Die Schattenseite des Binge-Watchings
Eine wichtige Rolle spielt dabei auch das Modell, das Netflix damals zum Erfolg machte. Als erster Dienst warf Netflix neue Staffeln komplett am Erscheinungstag auf den Markt – und machte damit erst das berühmte Binge-Watching möglich, das vorher höchstens bei DVD-Staffeln möglich war.
Doch das Glück, immer einfach weiterschauen zu können, kann auch schnell zum Unglück werden. Weil man eben auch schneller mit neuen Inhalten fertig ist. Viele Streaming-Dienste setzen deshalb wieder auf wöchentlich neue Folgen. Auch Netflix hat das erkannt – und zeigt nun oft halbe Staffeln, um regelmäßiger neuen Stoff bieten zu können. Aktuell etwa beim Hit «Bridgerton».
Die Masse an Inhalten überfordert schlicht. In den vergangenen Monaten und Jahren erwischten wir uns immer öfter dabei, mehr Zeit mit dem Scrollen über endlose Listen von Inhalten zu verbringen, statt sie zu schauen. Um dann am Ende genervt doch Klassiker wie «Seinfeld» anzumachen, obwohl man die schon dreimal gesehen hat.
Die Konkurrenz schläft nicht
Dass es besser geht, zeigt die Konkurrenz, indem sie Netflix‘ Rezept aus der Anfangszeit emuliert. Bei Apple TV+ oder Disney+ gibt es etwa deutlich weniger neue Serien im Monat – dafür sind die aber meist hochqualitativ. So gibt man automatisch auch Stoffen eine Chance, die man sich sonst vielleicht eher nicht angeschaut hätte. Und wird vielleicht überrascht.
Dass es neue Folgen im Wochentakt gibt, sorgt dafür, dass man sich mal wieder auf Neues freut, statt alles am Stück wegzuschauen. Und günstiger sind die Konkurrenten in der Regel auch noch.
Netflix will Gewinne machen
Denn seien wir ehrlich: Die Preiserhöhungen der letzten Jahre waren einfach zu viel des Guten. 12 Euro zahlte man beim Start 2014 für das Abo mit besonders hoher Bildqualität (UHD) und konnte es mit bis zu drei anderen Personen teilen – inklusive anderen Haushalten. Heute kostet schon das Standard-Abo 14 Euro, für die UHD-Version muss man 20 Euro monatlich überweisen. Und das, ohne den Account teilen zu dürfen.

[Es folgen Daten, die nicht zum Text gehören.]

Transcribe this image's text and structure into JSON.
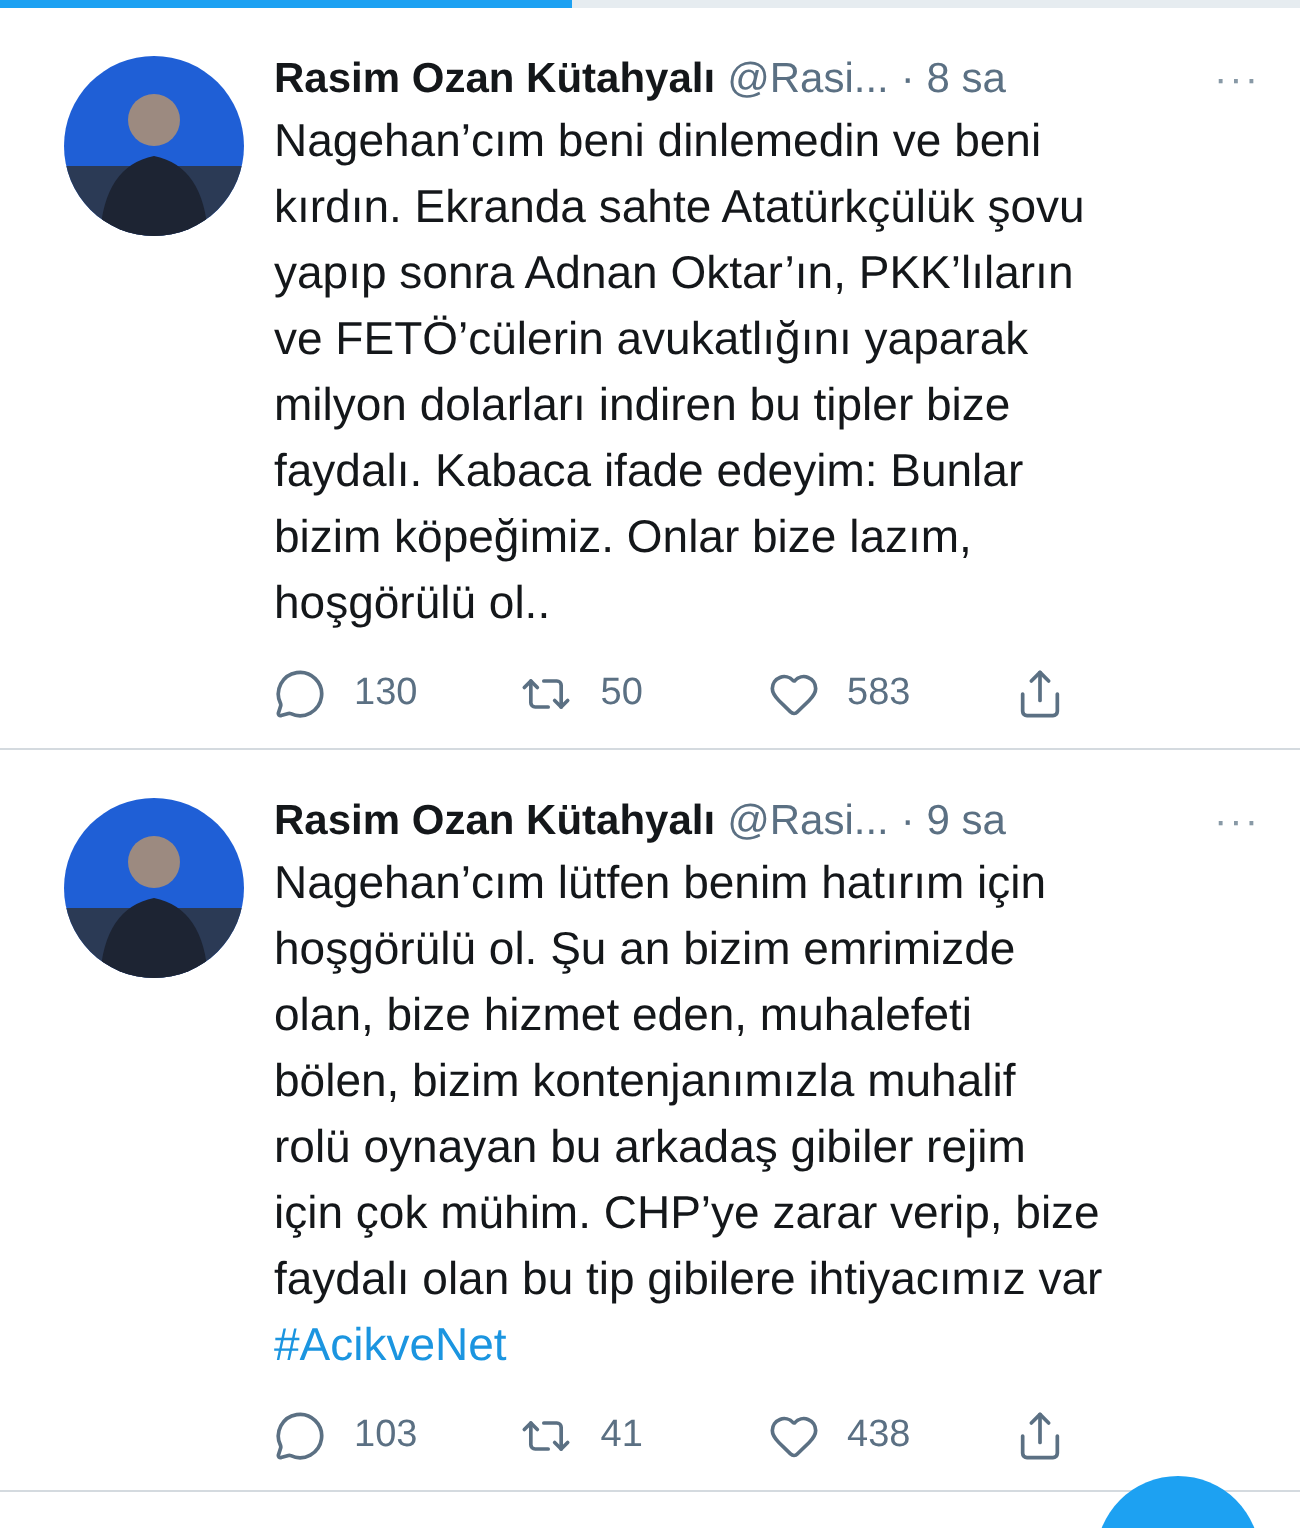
{
  "progress": {
    "level": 0.44
  },
  "tweets": [
    {
      "name": "Rasim Ozan Kütahyalı",
      "handle": "@Rasi...",
      "time": "· 8 sa",
      "more": "···",
      "lines": [
        "Nagehan’cım beni dinlemedin ve beni",
        "kırdın. Ekranda sahte Atatürkçülük şovu",
        "yapıp sonra Adnan Oktar’ın, PKK’lıların",
        "ve FETÖ’cülerin avukatlığını yaparak",
        "milyon dolarları indiren bu tipler bize",
        "faydalı. Kabaca ifade edeyim: Bunlar",
        "bizim köpeğimiz. Onlar bize lazım,",
        "hoşgörülü ol.."
      ],
      "replies": "130",
      "retweets": "50",
      "likes": "583"
    },
    {
      "name": "Rasim Ozan Kütahyalı",
      "handle": "@Rasi...",
      "time": "· 9 sa",
      "more": "···",
      "lines": [
        "Nagehan’cım lütfen benim hatırım için",
        "hoşgörülü ol. Şu an bizim emrimizde",
        "olan, bize hizmet eden, muhalefeti",
        "bölen, bizim kontenjanımızla muhalif",
        "rolü oynayan bu arkadaş gibiler rejim",
        "için çok mühim. CHP’ye zarar verip, bize",
        "faydalı olan bu tip gibilere ihtiyacımız var"
      ],
      "hashtag": "#AcikveNet",
      "replies": "103",
      "retweets": "41",
      "likes": "438"
    }
  ]
}
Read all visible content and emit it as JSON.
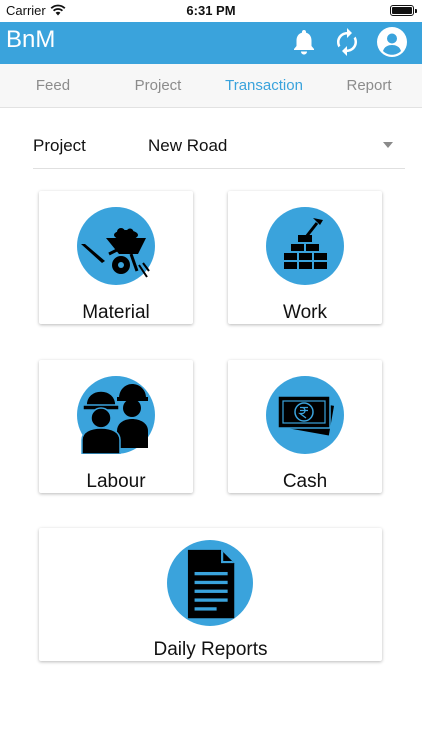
{
  "status": {
    "carrier": "Carrier",
    "time": "6:31 PM"
  },
  "app": {
    "title": "BnM"
  },
  "tabs": [
    {
      "label": "Feed"
    },
    {
      "label": "Project"
    },
    {
      "label": "Transaction"
    },
    {
      "label": "Report"
    }
  ],
  "active_tab": "Transaction",
  "project": {
    "label": "Project",
    "value": "New Road"
  },
  "tiles": [
    {
      "label": "Material",
      "icon": "wheelbarrow-icon"
    },
    {
      "label": "Work",
      "icon": "trowel-bricks-icon"
    },
    {
      "label": "Labour",
      "icon": "workers-icon"
    },
    {
      "label": "Cash",
      "icon": "rupee-cash-icon"
    },
    {
      "label": "Daily Reports",
      "icon": "document-icon"
    }
  ],
  "colors": {
    "primary": "#3aa3dc",
    "tab_inactive": "#8c8c8c",
    "background": "#ffffff"
  }
}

Um die Qualität des Contents geht es dabei nicht, wie Netflix in seinen Finanz-Statements zugibt: Nachdem der Konzern jahrelang investierte, will man nun schlicht die Gewinne erhöhen. Mitmachen muss man das als Kunde natürlich nicht.
Kein endgültiger Abschied
Trotzdem werden wir Netflix wohl nicht für immer den Rücken kehren. Spätestens wenn es wieder tolle Serien im Format von «Better Call Saul», «Mindhunter», «Das Damengambit» oder «Beef» gibt, werden wir bestimmt wieder abonnieren. Und dann vielleicht auch etwas Neues entdecken. Der Standard-Dienst, den man immer abonniert hat, wird Netflix aber wohl nicht mehr werden. Sondern eben einer von mehreren, zwischen den man hin- und herwechselt. Schade, eigentlich.